Social solidarity gives new hope

Social solidarity gives new hope 04/09/2009

Tsvetan Ivanov'sTsvetan Ivanov's philosophy of life is very clear: “Helping each other makes us all stronger,” he says. “Looking after number one is not a policy I agree with.”

Tsvetan worked for 25 years in the local chemical fertiliser plant in Vratsa, north-western Bulgaria, where he supervised safety procedures, before qualifying for early retirement in 2000. He soon decided that he wanted to do something active to help other people in his community. Vratsa is a picturesque town known for its spectacular rock climbing cliffs and caves. But many young families move away to find work, sometimes leaving elderly parents or disabled relatives rather isolated.

In 2008 he heard about the project Through Social Services, for Decent Living, run by a local NGO Most (bridge), and co-funded by the European Union through the European Social Fund.

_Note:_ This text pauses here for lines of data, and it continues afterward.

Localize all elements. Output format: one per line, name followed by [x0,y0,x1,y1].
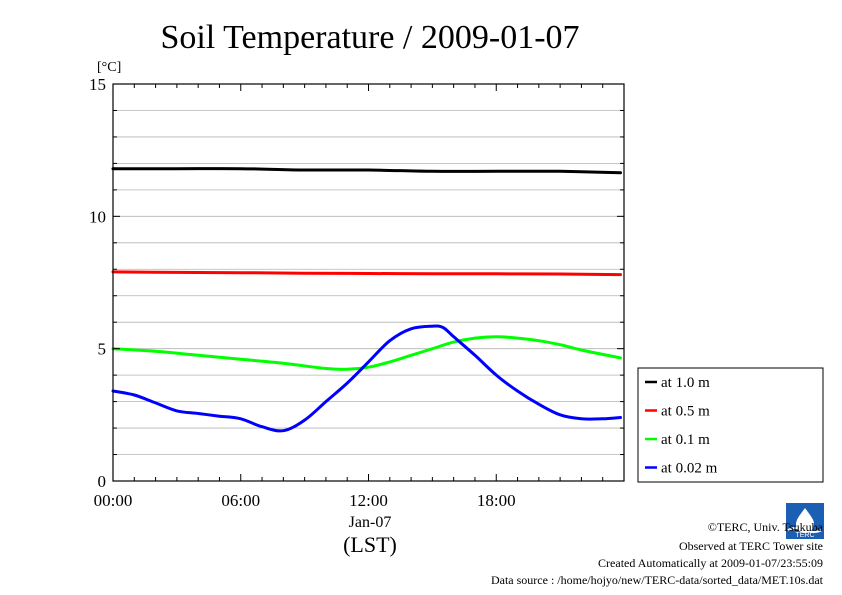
water-drop-icon [796,508,814,533]
axis-ticks: 0 5 10 15 00:00 06:00 12:00 18:00 [89,75,625,510]
logo-text: TERC [795,532,814,539]
chart-title: Soil Temperature / 2009-01-07 [160,19,579,56]
y-tick-label: 5 [98,340,107,359]
y-axis-unit: [°C] [97,60,121,75]
y-tick-label: 10 [89,207,106,226]
legend-box [637,367,824,483]
grid-lines [113,110,624,455]
y-tick-label: 15 [89,75,106,94]
x-tick-label: 18:00 [477,491,516,510]
legend-label: at 0.1 m [661,432,710,448]
x-tick-label: 00:00 [94,491,133,510]
y-tick-label: 0 [98,472,107,491]
series-lines [111,167,622,433]
footer-created: Created Automatically at 2009-01-07/23:5… [598,556,823,570]
x-axis-date-label: Jan-07 [349,514,392,531]
footer-copyright: ©TERC, Univ. Tsukuba [708,520,824,534]
x-tick-label: 06:00 [221,491,260,510]
plot-frame [112,83,625,482]
x-tick-label: 12:00 [349,491,388,510]
legend: at 1.0 m at 0.5 m at 0.1 m at 0.02 m [637,367,824,483]
footer-observed: Observed at TERC Tower site [679,539,823,553]
footer-source: Data source : /home/hojyo/new/TERC-data/… [491,573,824,587]
wave-icon [787,527,823,533]
legend-label: at 0.02 m [661,461,718,477]
series-line [111,270,622,277]
legend-label: at 0.5 m [661,404,710,420]
x-axis-title: (LST) [343,532,397,557]
legend-label: at 1.0 m [661,375,710,391]
series-line [111,335,622,371]
series-line [111,324,622,433]
terc-logo: TERC [786,503,824,539]
series-line [111,167,622,175]
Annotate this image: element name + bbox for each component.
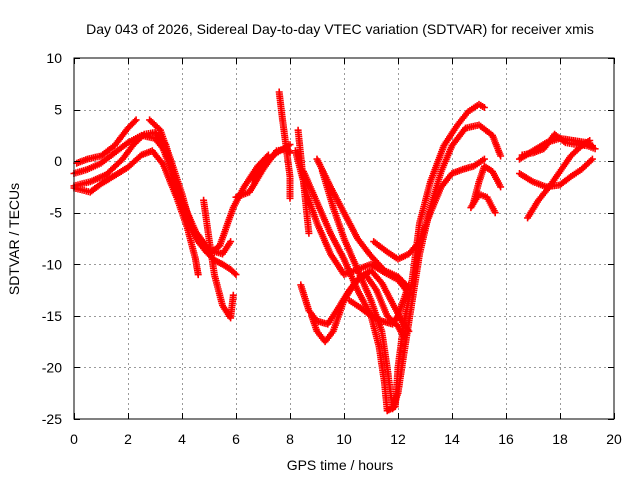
data-point <box>588 155 596 163</box>
data-point <box>497 152 505 160</box>
data-point <box>405 281 413 289</box>
data-point <box>155 125 163 133</box>
data-point <box>139 132 147 140</box>
series-track-8 <box>248 141 294 184</box>
data-point <box>405 327 413 335</box>
series-track-24 <box>524 137 594 222</box>
series-track-4 <box>70 147 202 279</box>
y-tick-label: -25 <box>42 411 62 427</box>
data-point <box>401 280 409 287</box>
data-point <box>491 209 499 217</box>
x-tick-label: 4 <box>178 431 186 447</box>
series-track-5 <box>146 116 240 279</box>
data-point <box>404 326 412 334</box>
x-tick-label: 14 <box>444 431 460 447</box>
data-point <box>229 291 237 299</box>
x-tick-label: 16 <box>498 431 514 447</box>
y-tick-label: -10 <box>42 256 62 272</box>
data-point <box>227 238 235 246</box>
series-track-9 <box>275 88 294 202</box>
y-tick-label: -5 <box>50 205 63 221</box>
data-point <box>591 145 599 153</box>
data-point <box>132 116 140 124</box>
x-tick-label: 0 <box>70 431 78 447</box>
series-track-18 <box>370 155 488 263</box>
x-tick-label: 10 <box>336 431 352 447</box>
data-point <box>131 117 139 125</box>
x-tick-label: 2 <box>124 431 132 447</box>
y-tick-label: -15 <box>42 308 62 324</box>
data-point <box>480 104 488 111</box>
data-points <box>70 88 599 415</box>
data-point <box>480 155 488 163</box>
series-track-6 <box>200 196 237 322</box>
data-point <box>399 333 407 340</box>
data-point <box>497 183 505 191</box>
y-tick-label: 10 <box>46 50 62 66</box>
data-point <box>231 269 239 277</box>
data-point <box>194 271 202 279</box>
x-tick-label: 20 <box>606 431 622 447</box>
y-tick-label: -20 <box>42 359 62 375</box>
data-point <box>586 137 594 144</box>
y-axis-label: SDTVAR / TECUs <box>6 183 22 295</box>
axis-ticks: 0 2 4 6 8 10 12 14 16 18 20 10 5 0 -5 -10 -15 -20 -25 <box>42 50 622 447</box>
series-track-3 <box>73 116 140 167</box>
data-point <box>560 137 568 145</box>
series-track-17 <box>345 281 413 328</box>
y-tick-label: 5 <box>54 102 62 118</box>
data-point <box>232 271 240 279</box>
x-tick-label: 12 <box>390 431 406 447</box>
data-point <box>587 157 595 165</box>
series-track-16 <box>308 271 407 346</box>
x-tick-label: 18 <box>552 431 568 447</box>
x-tick-label: 6 <box>232 431 240 447</box>
x-tick-label: 8 <box>286 431 294 447</box>
chart-title: Day 043 of 2026, Sidereal Day-to-day VTE… <box>86 21 594 37</box>
data-point <box>305 229 313 237</box>
series-track-20 <box>467 190 499 217</box>
data-point <box>286 194 294 202</box>
y-tick-label: 0 <box>54 153 62 169</box>
x-axis-label: GPS time / hours <box>287 457 394 473</box>
data-point <box>286 141 294 149</box>
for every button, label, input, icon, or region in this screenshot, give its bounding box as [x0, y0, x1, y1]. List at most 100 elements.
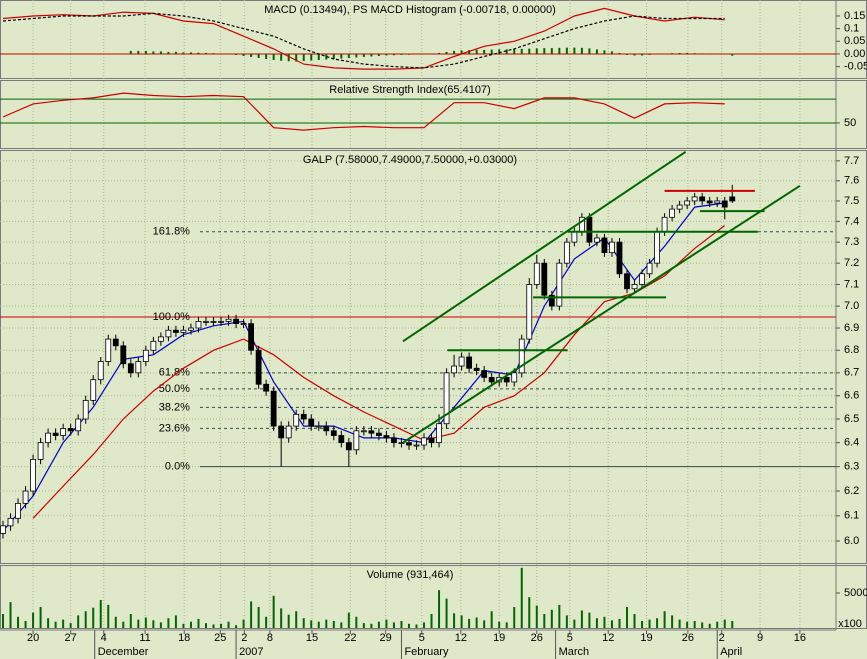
- candle-body: [105, 338, 112, 362]
- y-tick-label: 6.4: [844, 437, 859, 449]
- histogram-bar: [588, 48, 591, 54]
- y-tick-label: 7.0: [844, 300, 859, 312]
- histogram-bar: [415, 53, 418, 55]
- histogram-bar: [137, 50, 140, 54]
- candle-body: [721, 200, 728, 208]
- volume-bar: [626, 607, 628, 628]
- volume-bar: [498, 621, 501, 628]
- candle-body: [330, 430, 337, 436]
- y-tick-label: 7.3: [844, 236, 859, 248]
- volume-bar: [468, 618, 471, 628]
- volume-bar: [693, 621, 696, 628]
- volume-bar: [708, 623, 711, 628]
- month-label: December: [98, 646, 149, 658]
- histogram-bar: [595, 49, 598, 54]
- volume-bar: [54, 621, 57, 628]
- volume-bar: [723, 619, 726, 628]
- x-tick-label: 18: [178, 632, 190, 644]
- candle-body: [368, 430, 375, 434]
- candle-body: [135, 361, 142, 374]
- candle-body: [406, 442, 412, 446]
- candle-body: [7, 517, 14, 527]
- fib-label: 161.8%: [153, 226, 191, 238]
- x-tick-label: 20: [27, 632, 39, 644]
- series-line: [2, 7, 725, 70]
- candle-body: [714, 200, 721, 204]
- candle-body: [503, 376, 510, 383]
- y-tick-label: 7.7: [844, 155, 859, 167]
- candle-body: [661, 216, 668, 233]
- histogram-bar: [355, 53, 358, 58]
- candle-body: [278, 425, 285, 439]
- y-tick-label: 6.9: [844, 322, 859, 334]
- candle-body: [451, 365, 457, 374]
- volume-bar: [588, 612, 591, 628]
- volume-bar: [520, 567, 523, 628]
- volume-bar: [483, 620, 486, 628]
- histogram-bar: [235, 53, 238, 55]
- y-tick-label: 6.6: [844, 390, 859, 402]
- histogram-bar: [377, 53, 380, 56]
- x-tick-label: 9: [757, 632, 763, 644]
- volume-bar: [99, 600, 102, 628]
- x-tick-label: 11: [139, 632, 150, 644]
- fib-label: 50.0%: [159, 383, 190, 395]
- histogram-bar: [663, 53, 666, 55]
- volume-bar: [445, 598, 448, 628]
- candle-body: [285, 425, 292, 439]
- volume-bar: [438, 590, 441, 628]
- volume-bar: [340, 622, 343, 628]
- candle-body: [436, 423, 442, 444]
- candle-body: [391, 437, 397, 444]
- volume-bar: [400, 621, 403, 628]
- candle-body: [308, 418, 315, 427]
- x-tick-label: 29: [380, 632, 392, 644]
- candle-body: [443, 372, 450, 425]
- series-line: [2, 12, 725, 69]
- histogram-bar: [641, 53, 644, 56]
- volume-bar: [648, 619, 651, 628]
- candle-body: [511, 372, 518, 383]
- candle-body: [571, 231, 578, 243]
- histogram-bar: [708, 53, 711, 54]
- histogram-bar: [513, 49, 516, 54]
- fib-label: 61.8%: [159, 367, 190, 379]
- histogram-bar: [543, 48, 546, 54]
- x-tick-label: 22: [344, 632, 356, 644]
- histogram-bar: [280, 53, 283, 61]
- candle-body: [150, 340, 157, 351]
- volume-bar: [197, 618, 200, 628]
- y-tick-label: 50: [844, 117, 856, 129]
- volume-bar: [250, 601, 253, 628]
- candle-body: [458, 356, 465, 367]
- volume-bar: [32, 612, 35, 628]
- histogram-bar: [159, 51, 162, 54]
- candle-body: [594, 237, 600, 243]
- histogram-bar: [671, 53, 674, 54]
- x-tick-label: 8: [267, 632, 273, 644]
- volume-bar: [370, 623, 373, 628]
- unit-label: x100: [838, 618, 862, 630]
- x-tick-label: 5: [419, 632, 425, 644]
- candle-body: [563, 241, 570, 264]
- candle-body: [601, 237, 608, 254]
- y-tick-label: 0.05: [844, 35, 865, 47]
- y-tick-label: 6.8: [844, 344, 859, 356]
- volume-bar: [490, 611, 493, 628]
- volume-bar: [580, 610, 583, 628]
- candle-body: [383, 435, 390, 439]
- volume-bar: [633, 614, 636, 628]
- candle-body: [90, 379, 97, 401]
- volume-bar: [618, 618, 621, 628]
- candle-body: [300, 413, 307, 420]
- histogram-bar: [227, 53, 230, 55]
- volume-bar: [182, 623, 185, 628]
- histogram-bar: [648, 53, 651, 55]
- volume-bar: [656, 618, 659, 628]
- volume-bar: [325, 619, 328, 628]
- volume-bar: [2, 614, 5, 628]
- histogram-bar: [325, 53, 328, 60]
- candle-body: [616, 241, 623, 275]
- candle-body: [157, 336, 164, 342]
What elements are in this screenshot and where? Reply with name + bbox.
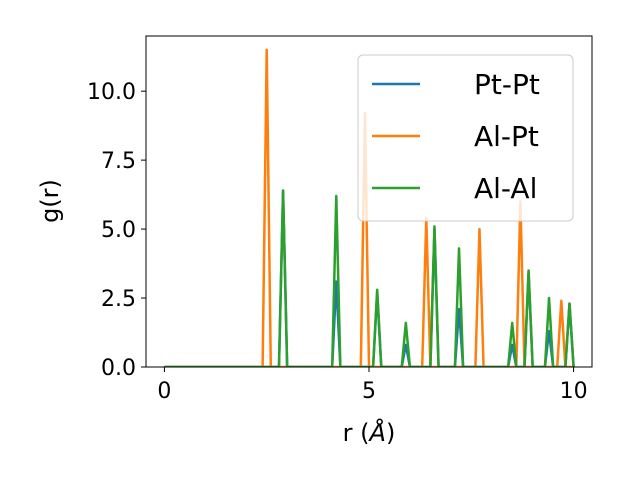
series-layer bbox=[164, 48, 575, 367]
y-tick-label: 0.0 bbox=[101, 356, 136, 381]
y-axis: 0.0 2.5 5.0 7.5 10.0 bbox=[87, 80, 146, 381]
legend-box bbox=[357, 54, 574, 222]
legend-label-pt-pt: Pt-Pt bbox=[474, 68, 540, 101]
y-tick-label: 5.0 bbox=[101, 218, 136, 243]
x-tick-label: 10 bbox=[560, 379, 588, 404]
x-tick-label: 5 bbox=[362, 379, 376, 404]
legend-label-al-pt: Al-Pt bbox=[474, 120, 539, 153]
y-axis-label: g(r) bbox=[36, 179, 64, 223]
y-tick-label: 10.0 bbox=[87, 80, 136, 105]
legend-label-al-al: Al-Al bbox=[474, 172, 537, 205]
x-tick-label: 0 bbox=[157, 379, 171, 404]
y-tick-label: 7.5 bbox=[101, 149, 136, 174]
series-line-al-al bbox=[164, 189, 575, 367]
x-axis: 0 5 10 bbox=[157, 367, 588, 404]
y-tick-label: 2.5 bbox=[101, 287, 136, 312]
series-line-pt-pt bbox=[164, 189, 575, 367]
x-axis-label: r (Å) bbox=[343, 418, 396, 447]
legend: Pt-Pt Al-Pt Al-Al bbox=[357, 54, 574, 222]
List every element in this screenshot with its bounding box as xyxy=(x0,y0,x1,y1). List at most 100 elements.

It trains and hires retired and unemployed people to act as social assistants, providing daily support to 40 people living in their own homes, but unable to manage by themselves and needing long-term care.

After a brief training period, covering first aid, counselling skills and dealing with emergencies, Tsvetan was offered a contract and given responsibility for two clients: 87-year-old Nicola Kotsev, and Emil Ginev, a former architect who suffered a leg amputation following a car crash. He visits them every day, helping to keep their homes clean and do their shopping. He may be needed to help with doctors' visits, or do routine administrative jobs like paying utility bills. At lunchtime he collects their meals from the social services canteen, which prepares 200-300 meals a day for people on social welfare. Sometimes he takes Nicola out in his wheelchair, or otherwise just stays with him and keeps him company.

A passion for learning 

He has developed a strong personal attachment to his two charges. “Nicola is full of spirit and very alert. He feels a lot better when I talk to him,” says Tsvetan. “He needs medication following a stroke. But he has all his senses and he refuses to give up. The most interesting aspect of the job is getting a psychological insight into how people cope with hardship. What I like is that I learn things, and the more I learn, the more I can do to help people. You get to understand how they feel about many issues, like ageing and even death.” He first volunteered as a social assistant for an earlier project, funded by the United Nations throughout Bulgaria, covering 210 people in the Vratsa region.

Tsvetan has always been an independent thinker, with a wide range of interests. A chemistry graduate, he spent 15 years after university working in the construction trade and helping to restore icons and murals in the famous Cherepish Monastery, near Vratsa. At one time he was “addicted” to solving the Rubik Cube puzzle – he still has several of the most difficult versions on his shelves. When he discovered the internet, it too became a passion. “I had to force myself to go out,” he admits. In 2007 he published his first book, expounding his own philosophical theory of The Tetralectics of Nature.

It reflects his interest in all aspects of the natural world. As he works on his computer, one or two of the six cats he has rescued from the streets curl up on his lap or cling to his shoulders. “When you treat animals well, they start to trust you, just like people,” he explains. Plants fill the window of the modest living room which doubles as a bedroom. His personal library fills the small flat, with perhaps 6,000 volumes on a multiplicity of topics. “I've read them all,” claims Tsvetan proudly. He belongs to a local philosophy society, and has published some 150 articles.

Mutual affection

Seventy-seven-year-old Velika Mamkova is another beneficiary of the Decent Living initiative. She is housebound on crutches, following surgery and a broken leg. Her two sons have families of their own and have moved away – one to work in Italy. “The help is very important. There are things I cannot do for myself and I would not be able to cope without it,” she says. “If a problem comes up, I know I can always phone, 24 hours a day.” She also relies on the human contact – having someone to talk to each day – and has developed a close relationship with her carer, Maryika Mitova.

The affection is mutual. “She's like a mother to me,” confesses Maryika, who is also employed by the Decent Living scheme. The social assistants work six hours a day and receive a salary from the project budget. But as a pensioner himself, Tsvetan pays no tax and is entitled to free health care, which in turn saves money for the project. The role of the 10 social assistants is to support the 10 full-time care workers employed by the local authority. 

His contract lasts for a year – the duration of the scheme. He hopes it can be renewed, saying it would be a pleasure to continue the work. “Through this project I give people hope. I can see that they are willing to go on living and not give up. It gives me an extra income so that I can live a decent life, and in turn I can help others to live decently. Since I have been talking to Nicola he has become more hopeful and has tried to start walking again. It's cheered him up. So while it's been useful for me, I have been useful to him as well.”